In a statement released by BART on August 14, the agency acknowledged its MyBART.org site was attacked in response to the disruption of cell service. The MyBART.org website was hacked using the logo of Anonymous and to add a link to its Twitter account. About 2,200 user identifications, emails and passwords were also stolen from the site and publicized.

"Today myBART.org account information was compromised in connection with an illegal and unauthorized intrusion into the myBART system. In response to this intrusion, we have temporarily shut down the myBART.org website, and have notified law enforcement authorities."

The attack, claimed by Anonymous, had been threatened the day before. “The data was stored and easily obtainable via basic SQLi. Any 8-year-old with an Internet connection could have done what we did to find it. On top of that none of the info, including the passwords, was encrypted,” read a statement included with the released data.

In a separate statement Anonymous claimed the attack saying, “Anonymous will attempt to show those engaging in the censorship what it feels like to be silenced.”

“We are Anonymous. We are legion. We never forgive. We never forget. Expect us.” Thus read an August 12 release by the group announcing in advance the BART.org hack, and Civic Center station protest. But who is Anonymous?

Heroes to some, loathed by others, Anonymous has caused a worldwide stir in recent years as the group has become associated internationally with championing issues involving Internet censorship.

Anonymous has become an increasing presence, some would say nuisance, in cyberspace as the group's notoriety has rocketed after hacking attacks against major credit card companies and Paypal, in the wake of an extra judicial financial embargo of Wikileaks by major credit card companies.

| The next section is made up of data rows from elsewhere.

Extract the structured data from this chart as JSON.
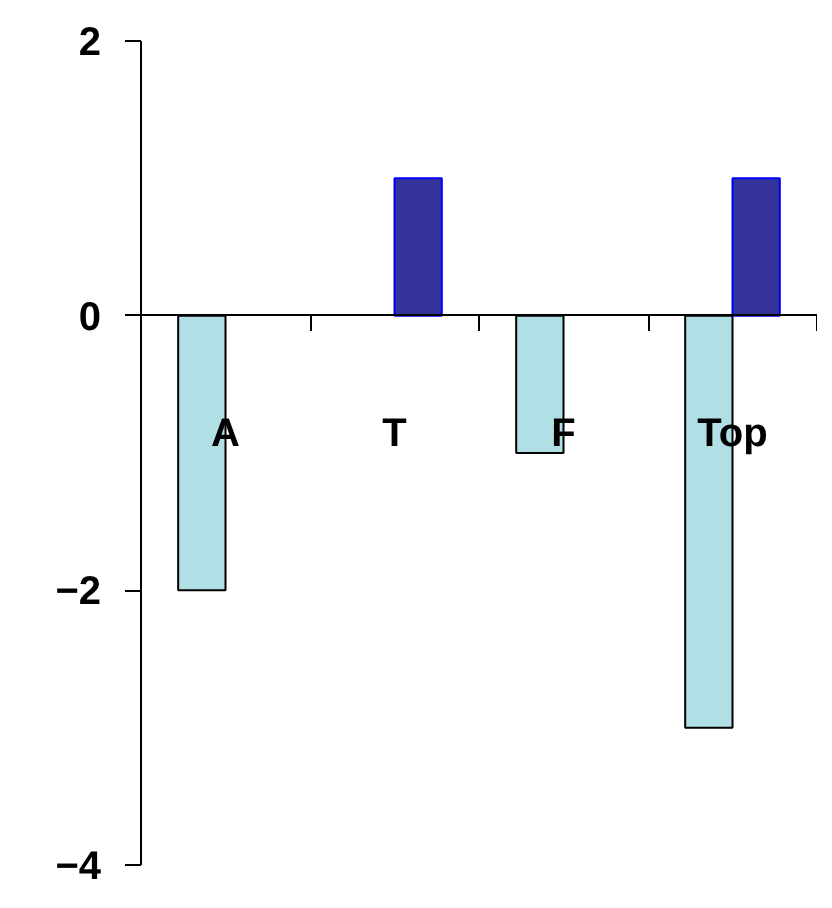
{
  "chart_data": {
    "type": "bar",
    "categories": [
      "A",
      "T",
      "F",
      "Top"
    ],
    "series": [
      {
        "color": "#b0e0e6",
        "values": [
          -2,
          null,
          -1,
          -3
        ]
      },
      {
        "color": "#333399",
        "values": [
          null,
          1,
          null,
          1
        ]
      }
    ],
    "ylim": [
      -4,
      2
    ],
    "yticks": [
      -4,
      -2,
      0,
      2
    ],
    "grid": false
  }
}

In January, the federal authorities issued more than 40 search warrants and made more than 20 arrests in a nation wide sweep against Anonymous attacks on companies that illegally withheld donations to Wikileaks.

BART Police have come under increasing public scrutiny starting with the New Year's Eve 2009 shooting of a restrained Oscar Grant. The force has been involved in three fatal shooting in the past 18 months, as many incidents as the previous 30 years of operations. The death of Charles Hill in July was the most recent of these incidents.